El Estado debe generar las condiciones y el financiamiento para que, en definitiva, las personas puedan acceder a las garantías que la propia Constitución le entrega a través de, por ejemplo, un plan universal de salud que sea igual para todos, independiente de cualquiera sea su condición. El cómo se organiza el Estado y sus recursos es motivo de política pública. Y las políticas públicas las tiene que ir definiendo el Parlamento por definición de la propia Constitución.

Chile aún tiene muchos desafíos pendientes respecto al mejoramiento del sistema sanitario, ¿cómo cree que va a influir la crisis financiera de las isapres en este panorama?

Creo que puede influir enormemente, porque -incluso- puede condicionar a ciertas mayorías circunstanciales, para «dejar amarrado» el sistema.

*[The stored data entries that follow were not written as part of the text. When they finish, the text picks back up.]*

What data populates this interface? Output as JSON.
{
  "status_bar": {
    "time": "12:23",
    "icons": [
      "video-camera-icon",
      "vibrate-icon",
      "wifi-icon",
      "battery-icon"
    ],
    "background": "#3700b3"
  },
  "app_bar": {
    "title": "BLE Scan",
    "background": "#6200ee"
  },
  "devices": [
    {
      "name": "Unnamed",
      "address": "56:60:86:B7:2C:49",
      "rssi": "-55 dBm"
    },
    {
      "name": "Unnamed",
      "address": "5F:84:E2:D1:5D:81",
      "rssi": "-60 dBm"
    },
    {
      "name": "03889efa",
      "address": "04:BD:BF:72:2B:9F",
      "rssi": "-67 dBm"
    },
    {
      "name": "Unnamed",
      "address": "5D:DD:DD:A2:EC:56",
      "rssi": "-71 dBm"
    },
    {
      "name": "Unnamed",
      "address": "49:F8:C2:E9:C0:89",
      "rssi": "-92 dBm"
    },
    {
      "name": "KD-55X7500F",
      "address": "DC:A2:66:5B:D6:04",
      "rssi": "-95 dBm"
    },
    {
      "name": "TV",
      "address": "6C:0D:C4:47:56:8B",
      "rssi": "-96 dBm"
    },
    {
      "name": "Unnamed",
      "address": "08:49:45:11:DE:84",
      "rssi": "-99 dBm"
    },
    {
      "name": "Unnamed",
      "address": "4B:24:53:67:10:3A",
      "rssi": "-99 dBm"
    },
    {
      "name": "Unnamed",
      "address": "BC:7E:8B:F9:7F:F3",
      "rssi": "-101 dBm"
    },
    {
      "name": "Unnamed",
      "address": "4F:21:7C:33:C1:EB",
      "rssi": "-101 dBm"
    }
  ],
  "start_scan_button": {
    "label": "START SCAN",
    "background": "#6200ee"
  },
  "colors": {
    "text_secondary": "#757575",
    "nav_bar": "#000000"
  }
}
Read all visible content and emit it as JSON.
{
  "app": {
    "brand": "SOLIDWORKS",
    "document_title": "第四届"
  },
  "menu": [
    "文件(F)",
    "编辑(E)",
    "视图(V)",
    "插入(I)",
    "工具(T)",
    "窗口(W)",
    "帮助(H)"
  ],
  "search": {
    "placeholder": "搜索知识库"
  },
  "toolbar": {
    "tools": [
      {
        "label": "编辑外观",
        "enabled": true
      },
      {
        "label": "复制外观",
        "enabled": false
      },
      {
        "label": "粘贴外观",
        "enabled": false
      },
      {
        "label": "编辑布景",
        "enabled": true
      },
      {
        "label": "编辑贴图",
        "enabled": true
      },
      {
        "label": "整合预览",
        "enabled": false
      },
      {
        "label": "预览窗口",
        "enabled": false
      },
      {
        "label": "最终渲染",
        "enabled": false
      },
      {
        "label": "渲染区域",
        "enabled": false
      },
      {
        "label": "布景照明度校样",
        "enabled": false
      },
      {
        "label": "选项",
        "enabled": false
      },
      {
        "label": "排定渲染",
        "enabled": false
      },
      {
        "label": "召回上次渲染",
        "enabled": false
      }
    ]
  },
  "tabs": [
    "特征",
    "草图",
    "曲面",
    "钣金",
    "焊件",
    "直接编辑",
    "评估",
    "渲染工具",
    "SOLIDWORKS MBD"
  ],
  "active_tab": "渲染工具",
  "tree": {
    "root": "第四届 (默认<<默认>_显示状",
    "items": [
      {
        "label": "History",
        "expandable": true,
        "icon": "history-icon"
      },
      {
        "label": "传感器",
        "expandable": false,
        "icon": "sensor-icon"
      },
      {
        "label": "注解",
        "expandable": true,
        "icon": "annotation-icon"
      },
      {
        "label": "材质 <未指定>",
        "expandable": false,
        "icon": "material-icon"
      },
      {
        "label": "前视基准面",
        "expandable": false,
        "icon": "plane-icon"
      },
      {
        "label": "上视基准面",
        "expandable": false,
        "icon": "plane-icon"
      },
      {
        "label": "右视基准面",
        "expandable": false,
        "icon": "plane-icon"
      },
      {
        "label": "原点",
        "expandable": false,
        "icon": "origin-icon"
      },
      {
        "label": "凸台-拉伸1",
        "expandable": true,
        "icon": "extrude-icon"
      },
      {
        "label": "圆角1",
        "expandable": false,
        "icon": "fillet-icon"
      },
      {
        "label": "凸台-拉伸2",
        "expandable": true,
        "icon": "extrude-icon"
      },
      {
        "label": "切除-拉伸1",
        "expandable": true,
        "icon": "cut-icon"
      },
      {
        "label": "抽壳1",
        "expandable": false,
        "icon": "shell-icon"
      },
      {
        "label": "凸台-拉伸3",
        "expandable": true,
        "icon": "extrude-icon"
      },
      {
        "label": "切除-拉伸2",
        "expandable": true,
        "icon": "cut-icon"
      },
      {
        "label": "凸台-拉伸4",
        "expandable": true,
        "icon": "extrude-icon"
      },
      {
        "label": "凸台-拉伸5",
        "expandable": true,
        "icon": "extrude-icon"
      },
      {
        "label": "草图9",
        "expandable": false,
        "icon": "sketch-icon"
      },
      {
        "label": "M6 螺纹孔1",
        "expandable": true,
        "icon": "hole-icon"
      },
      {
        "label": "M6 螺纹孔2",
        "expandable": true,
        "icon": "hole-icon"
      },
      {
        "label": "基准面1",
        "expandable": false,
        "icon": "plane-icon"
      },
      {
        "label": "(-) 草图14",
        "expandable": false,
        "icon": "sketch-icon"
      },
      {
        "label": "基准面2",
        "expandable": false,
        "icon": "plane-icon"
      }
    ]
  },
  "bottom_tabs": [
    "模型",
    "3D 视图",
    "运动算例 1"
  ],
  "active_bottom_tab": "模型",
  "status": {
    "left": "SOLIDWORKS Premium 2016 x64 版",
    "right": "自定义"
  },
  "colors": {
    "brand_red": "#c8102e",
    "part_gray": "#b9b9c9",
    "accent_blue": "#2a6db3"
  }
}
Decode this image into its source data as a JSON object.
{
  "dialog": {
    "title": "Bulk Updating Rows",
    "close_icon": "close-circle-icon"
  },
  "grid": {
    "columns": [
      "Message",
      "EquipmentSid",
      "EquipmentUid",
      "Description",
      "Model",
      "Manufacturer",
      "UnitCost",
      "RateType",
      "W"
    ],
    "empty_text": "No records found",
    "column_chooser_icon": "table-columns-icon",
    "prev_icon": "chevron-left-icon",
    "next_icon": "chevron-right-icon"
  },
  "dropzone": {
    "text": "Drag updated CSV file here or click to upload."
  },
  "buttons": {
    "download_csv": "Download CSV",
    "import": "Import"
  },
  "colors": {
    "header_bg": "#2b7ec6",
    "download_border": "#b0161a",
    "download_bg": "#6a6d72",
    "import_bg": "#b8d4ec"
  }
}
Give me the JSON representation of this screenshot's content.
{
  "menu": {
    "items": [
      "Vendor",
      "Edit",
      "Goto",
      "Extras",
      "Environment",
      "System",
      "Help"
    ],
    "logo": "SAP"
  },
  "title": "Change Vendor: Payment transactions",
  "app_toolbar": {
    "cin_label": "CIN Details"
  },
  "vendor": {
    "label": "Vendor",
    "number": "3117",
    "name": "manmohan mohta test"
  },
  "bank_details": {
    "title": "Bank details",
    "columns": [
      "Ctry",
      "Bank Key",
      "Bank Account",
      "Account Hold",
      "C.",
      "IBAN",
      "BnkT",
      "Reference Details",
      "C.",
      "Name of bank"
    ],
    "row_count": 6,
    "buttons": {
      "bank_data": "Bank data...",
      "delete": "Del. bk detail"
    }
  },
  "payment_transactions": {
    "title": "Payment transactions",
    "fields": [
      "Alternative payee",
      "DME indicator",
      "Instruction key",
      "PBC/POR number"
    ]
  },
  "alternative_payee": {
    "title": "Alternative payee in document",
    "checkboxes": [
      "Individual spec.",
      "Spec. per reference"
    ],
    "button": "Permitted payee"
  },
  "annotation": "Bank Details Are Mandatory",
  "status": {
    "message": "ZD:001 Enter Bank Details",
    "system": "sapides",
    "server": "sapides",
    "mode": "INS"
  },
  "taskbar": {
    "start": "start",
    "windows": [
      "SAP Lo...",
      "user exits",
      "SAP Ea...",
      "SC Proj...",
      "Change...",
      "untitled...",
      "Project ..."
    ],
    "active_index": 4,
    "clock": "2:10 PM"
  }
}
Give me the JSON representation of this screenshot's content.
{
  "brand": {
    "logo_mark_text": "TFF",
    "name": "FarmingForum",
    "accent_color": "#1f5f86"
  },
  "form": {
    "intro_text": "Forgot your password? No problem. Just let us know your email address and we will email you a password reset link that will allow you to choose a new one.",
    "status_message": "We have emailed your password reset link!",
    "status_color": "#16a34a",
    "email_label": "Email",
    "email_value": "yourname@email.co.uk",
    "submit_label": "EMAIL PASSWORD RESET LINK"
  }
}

Por lo tanto, yo creo que si el Gobierno piensa que va eliminar el sistema a través de la no resolución del problema, solamente lo está consolidando.

Desde esa perspectiva, para mí es tremendamente importante la solución del problema de las isapres, no solo por la crisis sanitaria que conlleva, sino también por el déficit que traerá a nivel de prestadores y personas, principalmente para aquellos afiliados y afiliadas a las aseguradoras que están enfermos o cursando un tratamiento.

Hoy, no tenemos un «plan B» para enfrentar este problema y la solución que está planteando el FONASA, a través del proyecto de ley corta que se está tramitando en el Congreso, no es la solución, ni va a ser suficiente para resolver los problemas de la gente. Yo creo que es fundamental, en consecuencia, que tanto el Estado, el Gobierno y la oposición se alineen para buscar una solución definitiva al sistema.

¿Considera que el Estado, en conjunto con los parlamentarios, está a tiempo de solucionar la crisis de las aseguradoras y sus repercusiones?

Yo creo que todavía estamos a tiempo, pero queda muy poco. Lamentablemente, el Gobierno ha especulado con los tiempos de manera abusiva.

Esa es mi mirada y, por lo tanto, en la medida que el Ejecutivo siga haciéndolo, esta situación va a pasar a ser tremendamente riesgosa en pocas semanas, porque -recordemos que- en noviembre se tiene que cumplir el fallo, respecto al cual el superintendente casi no se ha pronunciado.